Indeed, in a speech at the Cybersecurity and Infrastructure Security Agency’s (CISA) Fourth Annual National Cybersecurity Summit, Mr. Boynton described three “common cybersecurity failures” that the Department considers “candidates for choices” for a potential FCA application: (1) know failures comply with cybersecurity standards; (2) become aware of misrepresentations regarding security controls and practices; and (3) knowledge of failures to timely report suspected violations. Importantly, the initiative will focus on cases affecting federal agencies and sensitive government information and systems. Entities that provide government cyber products and services should therefore be made aware of the DOJ’s new direction in this area, as FCA growth in this area is likely in the coming years.

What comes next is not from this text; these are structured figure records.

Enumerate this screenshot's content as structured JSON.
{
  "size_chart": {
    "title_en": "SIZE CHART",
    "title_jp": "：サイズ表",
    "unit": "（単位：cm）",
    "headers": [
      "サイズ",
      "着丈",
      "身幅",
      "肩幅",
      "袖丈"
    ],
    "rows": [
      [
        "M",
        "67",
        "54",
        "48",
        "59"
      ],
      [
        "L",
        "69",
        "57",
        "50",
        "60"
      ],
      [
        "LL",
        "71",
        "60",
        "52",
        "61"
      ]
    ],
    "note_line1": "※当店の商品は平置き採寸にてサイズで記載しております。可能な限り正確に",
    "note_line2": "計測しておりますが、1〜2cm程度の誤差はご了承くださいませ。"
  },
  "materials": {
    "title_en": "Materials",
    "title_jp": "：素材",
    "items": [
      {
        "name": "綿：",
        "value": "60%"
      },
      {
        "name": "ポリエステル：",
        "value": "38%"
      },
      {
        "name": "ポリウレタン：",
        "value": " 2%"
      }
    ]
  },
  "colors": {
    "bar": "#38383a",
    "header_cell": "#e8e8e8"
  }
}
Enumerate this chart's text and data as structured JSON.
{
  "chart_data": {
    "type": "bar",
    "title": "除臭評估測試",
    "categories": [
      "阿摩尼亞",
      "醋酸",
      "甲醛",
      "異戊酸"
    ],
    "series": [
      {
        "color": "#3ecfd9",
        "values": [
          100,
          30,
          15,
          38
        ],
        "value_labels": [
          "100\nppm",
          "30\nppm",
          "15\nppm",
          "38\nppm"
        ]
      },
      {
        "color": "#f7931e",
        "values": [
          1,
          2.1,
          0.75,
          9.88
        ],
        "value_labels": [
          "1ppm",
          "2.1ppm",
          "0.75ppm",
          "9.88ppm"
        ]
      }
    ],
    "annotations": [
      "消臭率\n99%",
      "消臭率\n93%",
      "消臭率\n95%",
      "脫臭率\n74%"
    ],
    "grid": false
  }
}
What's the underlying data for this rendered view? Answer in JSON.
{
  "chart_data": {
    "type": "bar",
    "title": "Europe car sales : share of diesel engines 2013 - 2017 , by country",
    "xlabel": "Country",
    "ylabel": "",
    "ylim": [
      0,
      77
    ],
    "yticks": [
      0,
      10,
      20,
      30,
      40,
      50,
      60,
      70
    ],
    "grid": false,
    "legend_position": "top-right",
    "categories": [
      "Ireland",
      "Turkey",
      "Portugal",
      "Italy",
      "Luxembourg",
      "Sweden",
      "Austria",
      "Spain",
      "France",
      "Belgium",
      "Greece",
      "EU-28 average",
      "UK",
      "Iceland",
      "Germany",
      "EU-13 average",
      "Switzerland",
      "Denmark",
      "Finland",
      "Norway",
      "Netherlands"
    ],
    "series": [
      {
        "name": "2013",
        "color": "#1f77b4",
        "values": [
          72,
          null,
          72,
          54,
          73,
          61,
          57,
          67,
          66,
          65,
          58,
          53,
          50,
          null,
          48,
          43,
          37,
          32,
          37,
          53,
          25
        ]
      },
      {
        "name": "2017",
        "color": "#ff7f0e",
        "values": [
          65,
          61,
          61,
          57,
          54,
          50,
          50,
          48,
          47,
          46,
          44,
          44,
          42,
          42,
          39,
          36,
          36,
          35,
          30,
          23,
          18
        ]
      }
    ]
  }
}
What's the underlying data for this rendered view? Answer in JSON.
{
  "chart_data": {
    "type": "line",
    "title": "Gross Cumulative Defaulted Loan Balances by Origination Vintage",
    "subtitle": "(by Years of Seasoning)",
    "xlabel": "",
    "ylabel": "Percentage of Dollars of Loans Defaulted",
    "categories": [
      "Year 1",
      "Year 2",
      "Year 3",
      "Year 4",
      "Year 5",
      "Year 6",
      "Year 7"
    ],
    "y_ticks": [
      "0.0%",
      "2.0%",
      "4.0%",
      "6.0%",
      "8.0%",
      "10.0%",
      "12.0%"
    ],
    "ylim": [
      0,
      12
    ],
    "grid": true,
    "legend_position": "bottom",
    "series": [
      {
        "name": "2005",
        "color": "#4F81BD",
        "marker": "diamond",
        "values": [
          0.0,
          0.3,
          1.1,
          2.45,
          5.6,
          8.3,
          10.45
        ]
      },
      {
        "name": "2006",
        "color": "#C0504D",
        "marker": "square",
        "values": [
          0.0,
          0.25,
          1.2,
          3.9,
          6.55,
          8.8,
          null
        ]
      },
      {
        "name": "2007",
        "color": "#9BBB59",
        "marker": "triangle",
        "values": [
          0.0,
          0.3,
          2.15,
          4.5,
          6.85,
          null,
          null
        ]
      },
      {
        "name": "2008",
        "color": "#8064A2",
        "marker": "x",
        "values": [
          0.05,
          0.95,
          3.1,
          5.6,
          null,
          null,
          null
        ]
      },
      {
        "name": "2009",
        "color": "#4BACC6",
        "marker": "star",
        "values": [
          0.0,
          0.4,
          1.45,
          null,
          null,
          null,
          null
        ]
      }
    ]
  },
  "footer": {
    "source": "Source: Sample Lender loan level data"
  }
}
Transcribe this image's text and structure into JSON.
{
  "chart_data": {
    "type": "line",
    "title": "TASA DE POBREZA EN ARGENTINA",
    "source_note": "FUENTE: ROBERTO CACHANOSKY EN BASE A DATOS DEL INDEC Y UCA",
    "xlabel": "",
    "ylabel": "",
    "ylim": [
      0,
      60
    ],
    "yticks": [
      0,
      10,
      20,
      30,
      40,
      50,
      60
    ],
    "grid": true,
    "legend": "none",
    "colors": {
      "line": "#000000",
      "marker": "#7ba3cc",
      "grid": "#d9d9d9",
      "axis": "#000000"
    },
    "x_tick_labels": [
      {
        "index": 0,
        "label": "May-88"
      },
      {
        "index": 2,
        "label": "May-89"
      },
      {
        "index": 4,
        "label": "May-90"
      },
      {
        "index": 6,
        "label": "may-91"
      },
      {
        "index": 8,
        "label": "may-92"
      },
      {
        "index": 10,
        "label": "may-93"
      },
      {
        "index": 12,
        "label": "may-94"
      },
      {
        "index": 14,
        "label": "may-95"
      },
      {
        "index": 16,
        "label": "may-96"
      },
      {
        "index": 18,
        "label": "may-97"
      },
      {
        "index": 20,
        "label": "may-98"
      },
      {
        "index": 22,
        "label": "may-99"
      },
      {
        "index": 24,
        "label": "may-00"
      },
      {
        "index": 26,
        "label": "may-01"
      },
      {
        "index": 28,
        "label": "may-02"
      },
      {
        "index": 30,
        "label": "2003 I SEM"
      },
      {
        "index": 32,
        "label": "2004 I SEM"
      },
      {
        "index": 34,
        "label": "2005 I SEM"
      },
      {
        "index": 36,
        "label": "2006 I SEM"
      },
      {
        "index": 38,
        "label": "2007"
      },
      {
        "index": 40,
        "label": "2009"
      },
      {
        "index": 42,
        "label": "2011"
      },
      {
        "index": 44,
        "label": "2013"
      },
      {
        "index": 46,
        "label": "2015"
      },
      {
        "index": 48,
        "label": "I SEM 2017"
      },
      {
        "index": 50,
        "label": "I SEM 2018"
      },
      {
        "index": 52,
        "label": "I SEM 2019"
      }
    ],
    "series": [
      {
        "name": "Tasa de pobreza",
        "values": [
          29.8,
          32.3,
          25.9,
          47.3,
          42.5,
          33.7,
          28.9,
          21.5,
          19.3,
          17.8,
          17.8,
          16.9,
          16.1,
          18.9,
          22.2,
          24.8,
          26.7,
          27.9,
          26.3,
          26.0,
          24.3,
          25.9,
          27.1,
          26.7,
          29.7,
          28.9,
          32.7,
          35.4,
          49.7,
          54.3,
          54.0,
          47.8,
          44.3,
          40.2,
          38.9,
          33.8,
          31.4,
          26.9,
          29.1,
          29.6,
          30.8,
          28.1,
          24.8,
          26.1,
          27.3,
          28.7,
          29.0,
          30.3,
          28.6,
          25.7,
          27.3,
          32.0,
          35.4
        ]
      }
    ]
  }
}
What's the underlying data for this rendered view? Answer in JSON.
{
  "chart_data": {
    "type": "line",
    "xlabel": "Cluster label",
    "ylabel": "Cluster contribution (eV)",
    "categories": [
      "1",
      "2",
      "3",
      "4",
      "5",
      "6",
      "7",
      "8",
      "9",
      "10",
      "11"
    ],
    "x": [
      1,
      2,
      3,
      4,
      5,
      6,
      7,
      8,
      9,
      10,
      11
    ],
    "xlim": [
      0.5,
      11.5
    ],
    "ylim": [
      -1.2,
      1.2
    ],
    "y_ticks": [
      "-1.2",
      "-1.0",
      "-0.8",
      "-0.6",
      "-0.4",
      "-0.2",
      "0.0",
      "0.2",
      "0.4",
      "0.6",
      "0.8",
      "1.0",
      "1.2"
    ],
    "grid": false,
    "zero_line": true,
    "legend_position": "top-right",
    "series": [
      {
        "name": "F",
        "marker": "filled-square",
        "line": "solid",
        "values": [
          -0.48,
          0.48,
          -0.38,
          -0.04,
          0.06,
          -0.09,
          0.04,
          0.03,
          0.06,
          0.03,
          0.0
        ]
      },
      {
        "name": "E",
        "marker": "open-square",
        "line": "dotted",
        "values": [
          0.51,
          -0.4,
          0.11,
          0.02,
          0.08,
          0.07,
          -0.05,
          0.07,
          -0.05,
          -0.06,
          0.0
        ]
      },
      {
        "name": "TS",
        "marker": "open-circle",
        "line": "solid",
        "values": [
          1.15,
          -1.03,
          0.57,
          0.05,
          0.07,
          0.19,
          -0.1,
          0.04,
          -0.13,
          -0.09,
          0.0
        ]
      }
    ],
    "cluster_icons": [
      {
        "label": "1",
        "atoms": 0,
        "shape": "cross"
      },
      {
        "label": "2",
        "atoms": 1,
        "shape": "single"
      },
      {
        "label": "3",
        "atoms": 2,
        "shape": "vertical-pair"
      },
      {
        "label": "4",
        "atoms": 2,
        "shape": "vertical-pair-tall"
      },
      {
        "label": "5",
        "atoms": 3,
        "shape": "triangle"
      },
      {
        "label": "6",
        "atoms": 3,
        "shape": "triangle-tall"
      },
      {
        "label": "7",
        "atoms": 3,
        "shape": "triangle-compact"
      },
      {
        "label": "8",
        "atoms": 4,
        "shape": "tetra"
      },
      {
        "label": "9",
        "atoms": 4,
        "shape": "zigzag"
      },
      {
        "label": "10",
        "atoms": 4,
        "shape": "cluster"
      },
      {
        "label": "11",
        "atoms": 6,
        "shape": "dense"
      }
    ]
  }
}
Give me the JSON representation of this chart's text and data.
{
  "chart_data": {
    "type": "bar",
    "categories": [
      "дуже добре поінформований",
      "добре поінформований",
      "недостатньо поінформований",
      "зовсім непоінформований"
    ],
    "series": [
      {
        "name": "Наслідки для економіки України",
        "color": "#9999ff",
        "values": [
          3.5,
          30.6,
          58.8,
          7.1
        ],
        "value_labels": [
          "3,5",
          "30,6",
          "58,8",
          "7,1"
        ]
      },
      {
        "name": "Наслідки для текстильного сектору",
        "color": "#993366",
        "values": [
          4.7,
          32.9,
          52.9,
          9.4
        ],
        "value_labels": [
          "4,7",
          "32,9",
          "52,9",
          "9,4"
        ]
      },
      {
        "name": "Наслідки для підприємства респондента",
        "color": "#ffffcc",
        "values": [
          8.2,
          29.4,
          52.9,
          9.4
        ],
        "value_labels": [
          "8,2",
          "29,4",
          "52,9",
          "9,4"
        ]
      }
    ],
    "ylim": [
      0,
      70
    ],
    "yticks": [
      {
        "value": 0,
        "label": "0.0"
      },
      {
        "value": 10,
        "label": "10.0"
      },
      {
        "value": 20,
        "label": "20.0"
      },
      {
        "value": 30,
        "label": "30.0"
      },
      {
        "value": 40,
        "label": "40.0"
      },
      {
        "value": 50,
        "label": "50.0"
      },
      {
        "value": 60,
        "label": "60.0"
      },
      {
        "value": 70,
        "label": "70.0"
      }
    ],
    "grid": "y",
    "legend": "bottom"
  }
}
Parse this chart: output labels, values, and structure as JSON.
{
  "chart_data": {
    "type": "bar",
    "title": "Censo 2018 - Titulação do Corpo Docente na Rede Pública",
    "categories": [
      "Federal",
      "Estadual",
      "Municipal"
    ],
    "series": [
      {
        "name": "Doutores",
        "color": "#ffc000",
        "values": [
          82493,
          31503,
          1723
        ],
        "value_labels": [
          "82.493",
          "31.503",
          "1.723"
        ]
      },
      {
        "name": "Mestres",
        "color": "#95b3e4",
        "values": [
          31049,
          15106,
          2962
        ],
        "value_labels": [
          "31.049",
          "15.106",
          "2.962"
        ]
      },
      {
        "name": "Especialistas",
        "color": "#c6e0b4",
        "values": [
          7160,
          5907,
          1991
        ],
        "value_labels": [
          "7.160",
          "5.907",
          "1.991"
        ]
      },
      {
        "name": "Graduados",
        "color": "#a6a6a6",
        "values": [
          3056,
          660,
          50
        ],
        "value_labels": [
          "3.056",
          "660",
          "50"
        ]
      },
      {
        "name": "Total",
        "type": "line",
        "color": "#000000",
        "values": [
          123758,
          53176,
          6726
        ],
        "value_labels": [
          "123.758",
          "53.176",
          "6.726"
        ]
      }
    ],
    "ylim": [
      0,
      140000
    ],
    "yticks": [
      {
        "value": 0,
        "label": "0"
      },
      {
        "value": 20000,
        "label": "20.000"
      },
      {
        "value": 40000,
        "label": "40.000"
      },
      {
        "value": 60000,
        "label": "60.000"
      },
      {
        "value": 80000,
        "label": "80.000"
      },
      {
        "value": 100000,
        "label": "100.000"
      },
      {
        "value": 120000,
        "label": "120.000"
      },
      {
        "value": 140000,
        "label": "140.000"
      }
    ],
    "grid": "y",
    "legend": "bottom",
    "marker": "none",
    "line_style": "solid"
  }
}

Finally, we expect to see a continued focus on using the False Claim Act to reduce pandemic-related fraud. With the Attorney General establishing a COVID-19 Fraud Enforcement Task Force in May 2021, expect to see a steady stream of pandemic-related questions over the coming year. The announcement by the Task Force GA highlighted the variety of alleged fraud stemming from the pandemic and foreshadowed likely areas of activity:
The pandemic has given rise to various forms of fraud. Those intent on illegally profiting from the pandemic have capitalized on the scarcity to sell fake vaccines and sell millions of counterfeit N95 masks and other personal protective equipment to healthcare facilities desperate to protect patients. front line workers. They inflated their payroll to get bigger loans than they were eligible for. They used shell companies and received aid that they illegally misappropriated. They set up operations to apply for identical loans on behalf of several companies. And they fraudulently misrepresented the products or services they sold to the federal government.
Like the pandemic itself, which has been going on longer than many imagined, the DOJ’s efforts to prosecute pandemic fraud through the use of the FCA are set to persist for years, with each new phase of the pandemic offering new opportunities. new opportunities for alleged fraud and abuse.